The couple's whirlwind love story began in May 2006 after Little's first tour of duty, while he was stationed at Fort Benning, Ga.
"We met through mutual friends while bowling," Little remembered. "It was one of his favorite things to do."
Their wedding took place nine months later on Feb. 8, a month before his deployment to Iraq.
Before Little's departure, the newlyweds decided to attempt to begin their family.
"When he was training for Iraq in California he called me and said 'I want us to try to get pregnant when I get back,' and it just happened," Little said.

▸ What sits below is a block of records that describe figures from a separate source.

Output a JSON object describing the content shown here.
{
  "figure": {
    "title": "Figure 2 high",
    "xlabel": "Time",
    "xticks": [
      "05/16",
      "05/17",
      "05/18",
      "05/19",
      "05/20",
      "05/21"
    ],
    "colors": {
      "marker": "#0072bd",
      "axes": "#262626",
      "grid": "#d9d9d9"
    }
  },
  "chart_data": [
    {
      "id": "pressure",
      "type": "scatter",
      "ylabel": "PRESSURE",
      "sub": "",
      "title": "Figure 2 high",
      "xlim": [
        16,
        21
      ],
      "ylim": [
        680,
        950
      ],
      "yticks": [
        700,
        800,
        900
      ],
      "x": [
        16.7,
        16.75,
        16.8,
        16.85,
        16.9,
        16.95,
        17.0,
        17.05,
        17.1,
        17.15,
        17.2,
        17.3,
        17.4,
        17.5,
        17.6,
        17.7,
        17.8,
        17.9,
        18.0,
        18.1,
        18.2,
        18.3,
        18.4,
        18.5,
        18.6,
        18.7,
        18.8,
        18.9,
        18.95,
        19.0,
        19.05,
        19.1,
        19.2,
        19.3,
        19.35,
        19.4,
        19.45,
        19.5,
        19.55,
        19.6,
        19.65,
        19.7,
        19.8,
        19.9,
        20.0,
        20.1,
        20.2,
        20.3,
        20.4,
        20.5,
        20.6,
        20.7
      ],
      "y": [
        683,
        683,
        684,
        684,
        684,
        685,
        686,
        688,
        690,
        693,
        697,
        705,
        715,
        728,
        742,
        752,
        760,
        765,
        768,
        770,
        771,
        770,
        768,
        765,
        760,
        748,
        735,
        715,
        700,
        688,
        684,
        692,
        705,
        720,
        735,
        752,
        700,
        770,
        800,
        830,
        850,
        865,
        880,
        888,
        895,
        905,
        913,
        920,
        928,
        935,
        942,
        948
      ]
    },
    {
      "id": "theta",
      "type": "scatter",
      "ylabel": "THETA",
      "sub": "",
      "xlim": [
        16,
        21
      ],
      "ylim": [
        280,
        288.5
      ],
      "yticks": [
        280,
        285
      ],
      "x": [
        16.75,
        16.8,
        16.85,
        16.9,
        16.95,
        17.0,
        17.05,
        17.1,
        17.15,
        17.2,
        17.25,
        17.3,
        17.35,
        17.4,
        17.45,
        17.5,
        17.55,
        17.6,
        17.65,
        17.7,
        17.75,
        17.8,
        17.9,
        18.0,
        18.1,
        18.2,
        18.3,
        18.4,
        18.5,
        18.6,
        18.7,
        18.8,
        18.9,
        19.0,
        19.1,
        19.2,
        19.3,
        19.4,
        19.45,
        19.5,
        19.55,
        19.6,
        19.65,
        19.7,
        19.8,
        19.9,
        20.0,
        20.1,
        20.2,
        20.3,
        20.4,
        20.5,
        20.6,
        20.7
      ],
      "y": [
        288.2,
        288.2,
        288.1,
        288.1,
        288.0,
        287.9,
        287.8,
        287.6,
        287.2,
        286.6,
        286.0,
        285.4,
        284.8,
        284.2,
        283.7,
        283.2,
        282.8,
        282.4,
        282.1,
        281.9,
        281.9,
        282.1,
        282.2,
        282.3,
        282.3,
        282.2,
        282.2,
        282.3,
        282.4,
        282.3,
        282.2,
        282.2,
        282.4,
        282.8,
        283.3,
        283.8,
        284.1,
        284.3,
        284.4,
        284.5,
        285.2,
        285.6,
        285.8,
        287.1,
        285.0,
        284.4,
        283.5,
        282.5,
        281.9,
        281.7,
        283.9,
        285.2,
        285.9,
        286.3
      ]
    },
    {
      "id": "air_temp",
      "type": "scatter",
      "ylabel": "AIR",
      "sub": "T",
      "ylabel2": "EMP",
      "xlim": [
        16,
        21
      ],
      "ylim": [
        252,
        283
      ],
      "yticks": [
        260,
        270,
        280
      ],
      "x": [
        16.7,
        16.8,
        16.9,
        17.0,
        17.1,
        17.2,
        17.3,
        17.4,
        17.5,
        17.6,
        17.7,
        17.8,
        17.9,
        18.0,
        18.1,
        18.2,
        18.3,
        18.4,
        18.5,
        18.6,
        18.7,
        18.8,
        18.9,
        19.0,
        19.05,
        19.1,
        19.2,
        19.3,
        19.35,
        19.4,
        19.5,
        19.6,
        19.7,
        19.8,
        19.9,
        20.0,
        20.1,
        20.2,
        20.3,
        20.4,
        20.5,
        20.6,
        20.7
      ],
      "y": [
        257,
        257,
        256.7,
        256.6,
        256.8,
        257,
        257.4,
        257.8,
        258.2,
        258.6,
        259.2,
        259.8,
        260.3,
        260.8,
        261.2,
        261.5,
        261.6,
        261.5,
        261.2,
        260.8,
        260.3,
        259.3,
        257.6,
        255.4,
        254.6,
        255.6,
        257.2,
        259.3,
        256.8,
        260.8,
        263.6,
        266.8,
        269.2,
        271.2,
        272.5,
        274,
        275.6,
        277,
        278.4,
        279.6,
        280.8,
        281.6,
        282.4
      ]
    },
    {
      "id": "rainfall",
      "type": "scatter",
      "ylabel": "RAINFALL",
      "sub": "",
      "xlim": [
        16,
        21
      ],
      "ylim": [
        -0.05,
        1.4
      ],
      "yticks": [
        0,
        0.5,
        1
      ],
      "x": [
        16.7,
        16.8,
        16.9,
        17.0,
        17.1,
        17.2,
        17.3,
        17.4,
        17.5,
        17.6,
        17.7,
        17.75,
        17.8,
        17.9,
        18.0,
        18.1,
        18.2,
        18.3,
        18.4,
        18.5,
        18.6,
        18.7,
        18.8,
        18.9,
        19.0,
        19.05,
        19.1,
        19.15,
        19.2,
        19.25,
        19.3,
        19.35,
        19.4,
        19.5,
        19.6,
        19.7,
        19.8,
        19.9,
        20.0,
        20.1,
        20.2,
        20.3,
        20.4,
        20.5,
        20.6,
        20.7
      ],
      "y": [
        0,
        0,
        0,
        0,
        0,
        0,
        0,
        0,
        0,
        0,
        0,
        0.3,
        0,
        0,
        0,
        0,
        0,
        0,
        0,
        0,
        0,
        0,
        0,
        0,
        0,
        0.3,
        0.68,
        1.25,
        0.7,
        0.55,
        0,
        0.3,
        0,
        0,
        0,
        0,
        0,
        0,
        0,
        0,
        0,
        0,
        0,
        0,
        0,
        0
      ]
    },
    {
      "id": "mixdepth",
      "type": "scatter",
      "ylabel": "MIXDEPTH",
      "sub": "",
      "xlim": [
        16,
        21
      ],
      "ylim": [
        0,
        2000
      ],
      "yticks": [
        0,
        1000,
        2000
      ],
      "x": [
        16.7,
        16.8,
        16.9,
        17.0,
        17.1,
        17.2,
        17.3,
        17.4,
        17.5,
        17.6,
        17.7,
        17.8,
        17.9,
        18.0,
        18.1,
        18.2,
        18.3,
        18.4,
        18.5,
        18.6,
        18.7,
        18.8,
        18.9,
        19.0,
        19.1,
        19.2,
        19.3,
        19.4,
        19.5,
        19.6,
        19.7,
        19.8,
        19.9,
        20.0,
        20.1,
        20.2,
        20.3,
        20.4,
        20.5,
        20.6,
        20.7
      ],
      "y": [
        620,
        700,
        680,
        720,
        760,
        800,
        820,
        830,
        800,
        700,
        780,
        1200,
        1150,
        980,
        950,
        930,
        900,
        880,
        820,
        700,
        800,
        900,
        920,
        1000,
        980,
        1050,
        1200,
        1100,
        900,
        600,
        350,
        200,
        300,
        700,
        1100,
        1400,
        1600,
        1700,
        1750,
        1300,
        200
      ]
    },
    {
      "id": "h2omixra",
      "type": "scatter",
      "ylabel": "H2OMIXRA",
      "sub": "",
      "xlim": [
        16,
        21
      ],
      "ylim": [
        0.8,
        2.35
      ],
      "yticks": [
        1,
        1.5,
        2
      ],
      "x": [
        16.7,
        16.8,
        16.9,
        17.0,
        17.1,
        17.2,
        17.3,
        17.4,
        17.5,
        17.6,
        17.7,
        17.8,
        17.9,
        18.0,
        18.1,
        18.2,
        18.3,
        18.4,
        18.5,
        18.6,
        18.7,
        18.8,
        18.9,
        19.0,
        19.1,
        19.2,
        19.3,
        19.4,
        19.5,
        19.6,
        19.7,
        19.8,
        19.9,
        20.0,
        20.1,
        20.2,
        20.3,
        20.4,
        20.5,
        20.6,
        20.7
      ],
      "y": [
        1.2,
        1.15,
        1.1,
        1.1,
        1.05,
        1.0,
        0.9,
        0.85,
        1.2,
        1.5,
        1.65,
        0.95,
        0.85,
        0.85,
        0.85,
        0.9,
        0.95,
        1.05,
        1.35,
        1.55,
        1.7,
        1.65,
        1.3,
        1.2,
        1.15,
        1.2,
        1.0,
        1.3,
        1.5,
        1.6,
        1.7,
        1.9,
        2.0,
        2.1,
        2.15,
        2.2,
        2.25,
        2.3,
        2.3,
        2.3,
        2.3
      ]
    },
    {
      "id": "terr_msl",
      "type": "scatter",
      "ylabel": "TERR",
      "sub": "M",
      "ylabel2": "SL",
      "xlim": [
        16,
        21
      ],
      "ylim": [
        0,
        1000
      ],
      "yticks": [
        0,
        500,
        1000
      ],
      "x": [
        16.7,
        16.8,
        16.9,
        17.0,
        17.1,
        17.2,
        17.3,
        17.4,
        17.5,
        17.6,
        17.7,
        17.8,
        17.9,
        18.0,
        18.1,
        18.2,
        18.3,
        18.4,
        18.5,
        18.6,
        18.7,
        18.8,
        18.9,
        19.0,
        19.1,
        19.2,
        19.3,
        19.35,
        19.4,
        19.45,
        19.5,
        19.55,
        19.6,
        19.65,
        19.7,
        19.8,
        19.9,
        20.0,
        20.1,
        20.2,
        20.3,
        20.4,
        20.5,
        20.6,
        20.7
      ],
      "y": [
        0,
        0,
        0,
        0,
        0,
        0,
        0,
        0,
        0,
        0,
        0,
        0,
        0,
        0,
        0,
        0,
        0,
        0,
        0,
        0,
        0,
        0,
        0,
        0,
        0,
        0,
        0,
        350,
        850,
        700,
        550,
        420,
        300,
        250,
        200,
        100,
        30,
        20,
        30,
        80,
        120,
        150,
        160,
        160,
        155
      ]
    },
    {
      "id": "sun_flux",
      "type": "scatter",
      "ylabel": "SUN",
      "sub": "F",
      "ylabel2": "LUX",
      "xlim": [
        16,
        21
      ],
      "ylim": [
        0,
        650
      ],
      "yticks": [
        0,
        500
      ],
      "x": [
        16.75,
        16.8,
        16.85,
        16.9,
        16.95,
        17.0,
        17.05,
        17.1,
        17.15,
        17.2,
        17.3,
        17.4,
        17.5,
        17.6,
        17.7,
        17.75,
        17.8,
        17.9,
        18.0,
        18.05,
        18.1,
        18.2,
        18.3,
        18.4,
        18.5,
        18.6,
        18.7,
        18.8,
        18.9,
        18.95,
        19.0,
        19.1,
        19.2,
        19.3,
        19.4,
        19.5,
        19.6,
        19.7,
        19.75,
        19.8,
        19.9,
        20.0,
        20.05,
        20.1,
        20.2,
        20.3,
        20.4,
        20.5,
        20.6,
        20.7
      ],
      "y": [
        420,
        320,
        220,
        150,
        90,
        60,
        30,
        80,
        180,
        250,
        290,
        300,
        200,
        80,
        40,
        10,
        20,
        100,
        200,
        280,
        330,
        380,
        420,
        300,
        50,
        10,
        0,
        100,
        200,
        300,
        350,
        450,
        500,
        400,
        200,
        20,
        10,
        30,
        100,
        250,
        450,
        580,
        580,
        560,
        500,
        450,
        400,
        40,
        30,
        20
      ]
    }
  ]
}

The pregnancy, in Little's eyes, represented a miracle. She had wondered if pregnancy was an option, given the amount of time left before Little's deployment and information she received from doctors who believed pregnancy would be difficult for her.
"It was just meant to be, wasn't it pretty girl?" Little whispered to the baby resting in her arms.
Little expects her in-laws, who live in Massachusetts and Maine, to officially meet Kylee soon so they can see their first grandchild, the grandchild whose ears and cheeks favor her father.
For now, mother and daughter will start their lives as a family at their home in Hartselle, where a nursery filled with Little's treasures awaits.
The American flag that covered Little's coffin and flew in memory of him at a Boston Red Sox game is displayed.
The guitar he strummed leans against the closet.
A framed picture of him sits on the table.
"I am excited and extremely happy right now," Little beamed. "There have been a lot of ups and downs these past nine months, but all in all if it hadn't been for her (Kylee), I wouldn't have made it."